The definition of DOS is given below:

using  LinearSolve, SparseArrays, LinearAlgebra
import LinearSolve: set_A

function DOS(
        M::SparseMatrixCSC{ComplexF64, Int64}, 
        bp::Vector{ComplexF64},
        bm::Vector{ComplexF64},
        ωlist;
        solver,
        SOLVEROptions...
    )

    dim, = size(M)
    II = sparse(I, dim, dim)  # identity matrix
    result = Vector{Float64}(undef, length(ωlist)) # a vector which is used to store the results

    # solve for the first ω
    j = 1
    iωI = 1im * ωlist[j] * II

    ## (M - iωI) \ bm
    prob_m = init(LinearProblem(M - iωI, bm), solver, SOLVEROptions...)
    sol_m = solve(prob_m)

    ## (M + iωI) \ bp
    prob_p = init(LinearProblem(M + iωI, bp), solver, SOLVEROptions...)
    sol_p = solve(prob_p)

    result[j] = real(sum(sol_p.u) - sum(sol_m.u))

    # solve for the rest ω
    @inbounds for ω in ωlist[2:end]
        j += 1
        iωI = 1im * ω * II

        # solve (M - iωI) \ bm
        # if the sparsity doesn't change, use the cache from previous solution
        # else, initialize a new linear problem
        try 
            sol_m = solve(set_A(sol_m.cache, M - iωI))
        catch e
            if isa(e, ArgumentError)
                prob_m = init(LinearProblem(M - iωI, bm), solver, SOLVEROptions...)
                sol_m  = solve(prob_m)
            else
                throw(e)
            end
        end

        # solve (M + iωI) \ bp
        # if the sparsity doesn't change, use the cache from previous solution
        # else, initialize a new linear problem
        try
            sol_p = solve(set_A(sol_p.cache, M + iωI))
        catch e
            if isa(e, ArgumentError)
                prob_p = init(LinearProblem(M + iωI, b_p), solver, SOLVEROptions...)
                sol_p = solve(prob_p)
            else
                throw(e)
            end
        end
        result[j] = real(sum(sol_p.u) - sum(sol_m.u))
    end

    return result
end

The reason why I'm using the exception handling is because the sparsity pattern might be different when the $\omega$ changes (especially for $\omega = 0$).

Now, the memory issue pops out in the following testing:

julia> dim = 10000;
julia> density = 0.005;
julia> M  = sprand(ComplexF64, dim, dim, density);
julia> bp = rand(ComplexF64, dim);
julia> bm = rand(ComplexF64, dim);
julia> ωlist = -2:1:2; # [-2, -1, 0, 1, 2];

julia> # memory usage: 631 MB
julia> @time result = DOS(M, bp, bm, ωlist; solver=UMFPACKFactorization(;reuse_symbolic=false));
211.988220 seconds (5.71 M allocations: 62.507 GiB, 0.70% gc time, 2.70% compilation time)
julia> # memory usage: 13.02 GB
julia> GC.gc()
julia> # memory usage: 862 MB
julia> @time result = DOS(M, bp, bm, ωlist; solver=UMFPACKFactorization(;reuse_symbolic=true));
188.753707 seconds (876 allocations: 61.881 GiB, 0.11% gc time)
julia> # memory usage: 7.97 GB
julia> GC.gc()
julia> # memory usage: 3.29 GB

The first time I execute DOS, I set reuse_symbolic=false. For the second time, I set reuse_symbolic=true, it indeed speed up a little bit, and the number of allocations decreases a lot. However, when I clean the garbage collector after the second execution, there are some extra garbage (approximately 2.4 GB) that can not be cleaned and this value (the extra memory usage) dramatically increases when I increase the dimension of the matrix.
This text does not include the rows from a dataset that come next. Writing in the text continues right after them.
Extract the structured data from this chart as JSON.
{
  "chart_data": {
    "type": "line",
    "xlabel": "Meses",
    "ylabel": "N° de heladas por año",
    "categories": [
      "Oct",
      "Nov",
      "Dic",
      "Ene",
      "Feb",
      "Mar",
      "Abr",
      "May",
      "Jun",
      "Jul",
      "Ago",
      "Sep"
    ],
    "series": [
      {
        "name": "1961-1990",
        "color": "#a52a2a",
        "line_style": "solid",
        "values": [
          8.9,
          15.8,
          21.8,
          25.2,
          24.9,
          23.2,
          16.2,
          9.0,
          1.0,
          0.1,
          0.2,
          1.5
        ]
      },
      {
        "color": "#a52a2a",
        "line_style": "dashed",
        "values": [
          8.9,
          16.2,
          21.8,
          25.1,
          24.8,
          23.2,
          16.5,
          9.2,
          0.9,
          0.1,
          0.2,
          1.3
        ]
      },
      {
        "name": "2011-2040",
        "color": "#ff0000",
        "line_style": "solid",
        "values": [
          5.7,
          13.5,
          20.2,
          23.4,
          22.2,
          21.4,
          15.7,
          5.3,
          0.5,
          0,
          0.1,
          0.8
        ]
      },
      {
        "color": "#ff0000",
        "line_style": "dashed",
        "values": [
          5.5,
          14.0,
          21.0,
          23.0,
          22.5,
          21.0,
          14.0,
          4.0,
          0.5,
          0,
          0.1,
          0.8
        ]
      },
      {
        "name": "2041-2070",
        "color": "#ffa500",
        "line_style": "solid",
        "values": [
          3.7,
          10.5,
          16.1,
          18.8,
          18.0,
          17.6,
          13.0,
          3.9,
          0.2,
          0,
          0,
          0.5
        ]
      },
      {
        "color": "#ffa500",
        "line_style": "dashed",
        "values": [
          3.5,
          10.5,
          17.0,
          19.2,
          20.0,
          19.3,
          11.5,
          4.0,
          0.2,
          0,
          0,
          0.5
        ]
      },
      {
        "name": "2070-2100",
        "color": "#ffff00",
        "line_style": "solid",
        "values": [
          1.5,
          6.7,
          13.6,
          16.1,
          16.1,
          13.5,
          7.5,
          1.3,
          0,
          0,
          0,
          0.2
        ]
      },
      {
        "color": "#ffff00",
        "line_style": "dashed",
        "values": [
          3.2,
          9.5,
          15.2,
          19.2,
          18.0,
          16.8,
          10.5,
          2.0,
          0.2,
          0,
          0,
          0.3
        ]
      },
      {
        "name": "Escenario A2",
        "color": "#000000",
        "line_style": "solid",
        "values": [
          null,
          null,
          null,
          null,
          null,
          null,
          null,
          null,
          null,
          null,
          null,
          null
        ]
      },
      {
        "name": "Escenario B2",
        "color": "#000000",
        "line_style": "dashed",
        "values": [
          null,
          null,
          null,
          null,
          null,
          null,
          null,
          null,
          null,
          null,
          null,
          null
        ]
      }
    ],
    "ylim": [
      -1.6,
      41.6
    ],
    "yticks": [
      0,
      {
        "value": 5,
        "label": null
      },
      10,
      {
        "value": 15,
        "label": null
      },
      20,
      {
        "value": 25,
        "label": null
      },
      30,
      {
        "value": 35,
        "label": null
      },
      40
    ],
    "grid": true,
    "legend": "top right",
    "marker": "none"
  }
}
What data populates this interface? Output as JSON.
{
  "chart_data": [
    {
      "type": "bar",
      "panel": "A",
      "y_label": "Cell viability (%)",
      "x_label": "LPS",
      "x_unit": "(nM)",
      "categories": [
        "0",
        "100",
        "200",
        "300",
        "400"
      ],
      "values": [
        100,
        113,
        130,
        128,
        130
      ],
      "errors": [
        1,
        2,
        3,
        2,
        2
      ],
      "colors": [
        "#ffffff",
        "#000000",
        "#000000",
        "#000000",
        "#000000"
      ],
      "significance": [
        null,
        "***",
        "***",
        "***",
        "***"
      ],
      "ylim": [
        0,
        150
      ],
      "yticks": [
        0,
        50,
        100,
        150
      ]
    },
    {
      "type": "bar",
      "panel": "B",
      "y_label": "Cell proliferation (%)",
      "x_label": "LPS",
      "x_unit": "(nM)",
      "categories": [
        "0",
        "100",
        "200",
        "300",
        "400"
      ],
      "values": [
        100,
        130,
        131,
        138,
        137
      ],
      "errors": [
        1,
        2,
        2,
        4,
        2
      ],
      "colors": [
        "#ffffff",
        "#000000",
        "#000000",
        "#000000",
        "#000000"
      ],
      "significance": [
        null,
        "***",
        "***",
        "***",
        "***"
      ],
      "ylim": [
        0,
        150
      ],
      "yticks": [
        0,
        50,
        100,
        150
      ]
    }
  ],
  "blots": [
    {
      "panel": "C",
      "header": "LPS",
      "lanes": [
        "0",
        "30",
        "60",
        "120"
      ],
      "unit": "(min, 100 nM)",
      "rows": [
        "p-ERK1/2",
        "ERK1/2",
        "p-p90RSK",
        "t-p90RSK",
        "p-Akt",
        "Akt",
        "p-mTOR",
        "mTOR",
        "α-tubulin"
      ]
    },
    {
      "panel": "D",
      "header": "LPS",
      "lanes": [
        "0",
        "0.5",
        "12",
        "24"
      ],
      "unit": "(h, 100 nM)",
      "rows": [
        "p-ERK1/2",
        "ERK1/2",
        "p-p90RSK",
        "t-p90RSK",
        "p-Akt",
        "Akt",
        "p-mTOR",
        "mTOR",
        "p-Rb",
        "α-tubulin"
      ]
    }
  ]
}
Did I missed anything when using the cache interface, or is there a better method to clean the garbage collection in the function so that it wouldn't produce so many un-releasable memory ?

ytdHuang commented 1 year ago

Additionally, if I increase the length of ωlist, the amount of extra garbage (un-releasable memory) will also increase.

ytdHuang commented 1 year ago

@Wimmerer Any idea on this issue ?

rayegun commented 1 year ago

I'll be able to look at this a bit later in the week I'm sorry. Wednesday.

ytdHuang commented 1 year ago

@Wimmerer I just did a few more tests on different versions of Julia. The previous test was done at Julia 1.8.0. I did the same test on Julia 1.8.4: the computation speeds up a little bit, but the memory issue still exists. I also did the same test on Julia 1.9.0-beta2:

The memory issue was finally solved, i.e., the un-releasable memory can be mostly released by GC.gc() in Julia 1.9.

However, the computation time become much longer because the umfpack is not using multithreading in Julia 1.9 by default.